In evaluating an actual proposed rabies vaccine program, the use of expanding circles, although more economical than baiting entire areas at once (Table 2), may be unrealistic because of natural terrain or political boundaries. The sensitivity analyses demonstrated the costs of having to maintain a barrier (Table 2). The only way to avoid having to maintain a barrier over a long time may be to conduct a large-scale program, involving many contiguous states. However, such a program would pose a financial burden on governments and, at its conclusion, would still not stop rabies from being reintroduced in a manner similar to that which caused the current epizootic.

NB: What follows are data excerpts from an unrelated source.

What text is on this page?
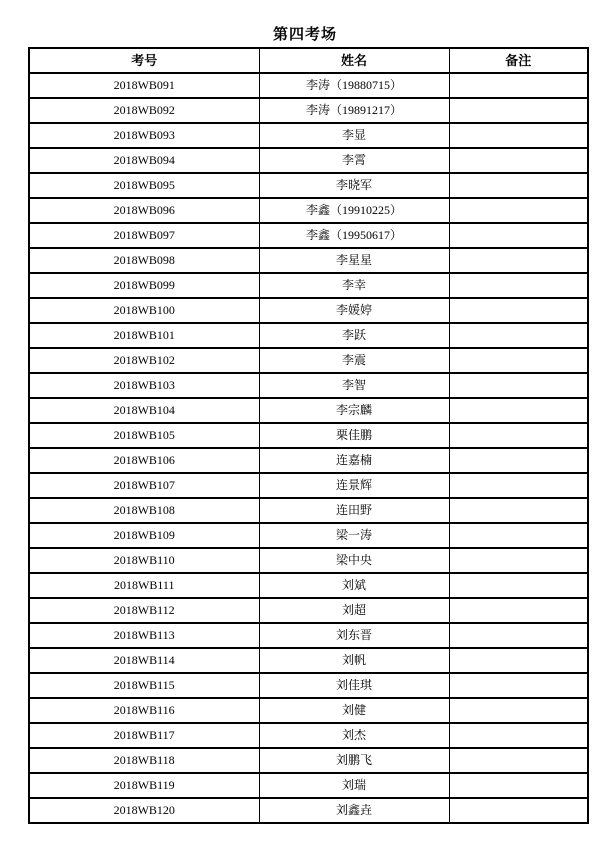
第四考场
考号	姓名	备注
2018WB091	李涛（19880715）	
2018WB092	李涛（19891217）	
2018WB093	李显	
2018WB094	李霄	
2018WB095	李晓军	
2018WB096	李鑫（19910225）	
2018WB097	李鑫（19950617）	
2018WB098	李星星	
2018WB099	李幸	
2018WB100	李媛婷	
2018WB101	李跃	
2018WB102	李震	
2018WB103	李智	
2018WB104	李宗麟	
2018WB105	栗佳鹏	
2018WB106	连嘉楠	
2018WB107	连景辉	
2018WB108	连田野	
2018WB109	梁一涛	
2018WB110	梁中央	
2018WB111	刘斌	
2018WB112	刘超	
2018WB113	刘东晋	
2018WB114	刘帆	
2018WB115	刘佳琪	
2018WB116	刘健	
2018WB117	刘杰	
2018WB118	刘鹏飞	
2018WB119	刘瑞	
2018WB120	刘鑫垚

In addition to the issues related to distribution, two important implicit assumptions in the model affect costs: 1) the vaccine is 100% effective in stopping rabies in baited areas in 2 years; and, 2) rabies is not reintroduced. Removal of these assumptions would effectively increase the cost of the program by requiring increased bait densities, longer baiting periods, or both. Any of these situations would move the optimal bait density in Figure 2 (X-axis) to the right, further reducing the threshold value of the vaccine. Obviously, increased costs would merely increase the negative value of the NPVs presented in Table 2. The threshold analysis used here (Figure 2) provides a basis, even when some data are uncertain, for discussing discount pricing of the vaccine with the manufacturers when bulk purchases for large-scale programs are being planned.